Hoje aplico o truque, digo, a técnica, do mestre Ray Bradbury no manual O zen e a arte da escrita. Óbvio que vocês notaram.
Funciona assim, jovens escribas. Na dúvida, pegue uma palavra e rasgue o verbo. A palavra é... rato, nada mais terceirizado nas cobaias da vida. Assim começou a ideia dessa crônica.
Uma palavra e vamos simbora.
Deu dó dos roedores que um homem levou para a CPI da Petrobrás no Congresso. Até porque não eram assim, digamos, uns autênticos ratos gabirus que habitam esgotos ou porões do país do futuro. Imagina se fossem aquelas ratazanas de meio metro do Recife Antigo, ainda do tempo dos holandeses! (1630-1654). Nada, rapaz, nada disso, minha linda. Estavam mais para o tipo hamster, ramster, bichinhos fofos –sim, também são usados como cobaias, melhor não falar sobre isso. Deixa quieto.
“Ah, é rato-coxinha”, desdenhou um colega de trabalho. “Compra um pra mim, mãe”, relatou uma prima de Juazeiro do Norte cujo rebento deseja um estimado roedorzinho daqueles. O menino, candidato a macho de um certo Sertão sensível, pirou de desejo quando William Bonner gastou diminutivos no “Jornal Nacional” de Quinta para descrever as singelas criaturinhas. Padrinho de batismo, prometi o presente para breve. Devo, não nego, ratifico.
Tudo bem, os supostos ratinhos não representaram assim uma metáfora roedora à altura dos comandantes daquela Casa legislativa e aos larápios da propinaria petrolífera. Pobre roedor diante dos tesoureiros de campanhas eleitorais, quanta injustiça simbólica. Metaforazinha chinfrim, né, mas que foi divertido, não há dúvidas. Todo mundo entendeu a piada. O taxista que me conduziu ao final da tarde de ontem não falava em outra coisa. Riu à beça. Aplicou umas voltas a mais na desconhecida geografia carioca da Tijuca enquanto gargalhava, adivinha com o quê?, com os ratos do Congresso. Hahahaha. Paguei dobrado, tão-somente para usufruir da metalinguagem da roubalheira e enriquecer essa narrativa. Tudo por uma boa história.
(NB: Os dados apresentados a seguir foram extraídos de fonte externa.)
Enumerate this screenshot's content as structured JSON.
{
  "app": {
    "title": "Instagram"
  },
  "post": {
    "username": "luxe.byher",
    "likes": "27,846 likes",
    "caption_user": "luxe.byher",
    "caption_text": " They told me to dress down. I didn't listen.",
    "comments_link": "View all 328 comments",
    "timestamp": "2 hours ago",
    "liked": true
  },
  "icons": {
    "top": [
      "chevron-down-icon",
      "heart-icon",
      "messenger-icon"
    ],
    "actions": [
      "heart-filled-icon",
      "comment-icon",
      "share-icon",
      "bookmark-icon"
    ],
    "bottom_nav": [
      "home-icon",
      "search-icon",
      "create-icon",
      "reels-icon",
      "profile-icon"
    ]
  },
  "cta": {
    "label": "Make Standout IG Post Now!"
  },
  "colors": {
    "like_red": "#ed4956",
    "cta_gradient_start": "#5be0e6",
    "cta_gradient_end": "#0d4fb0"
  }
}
É o que interessa. O melhor: se brincar, os bichinhos devem ter sido comprados à nossa custa, com nota fiscal superfaturada. Por que não fraudar inclusive a simbologia da roubalheira?
Só há um homem incorruptível no mundo. O mendigo altivo da esquina da minha rua Miguel Lemos com a Leopoldo Miguez, Copacabana, na cidade de São Sebastião do Rio de Janeiro. Um homem à prova da piedade alheia. Tente comprá-lo. Não conseguirás. Nem com a mais aguardada das aguardentes. Simplesmente não aceita. Ele escolhe. Ele sabe que a caridade atende mais a quem dá do que a quem recebe.
Xico Sá, jornalista e escritor, é autor de Big Jato (Ed. Companhia das Letras), entre outros dez livros. Na televisão, dá os seus pitacos nos programas Redação Sportv e Extra-Ordinários.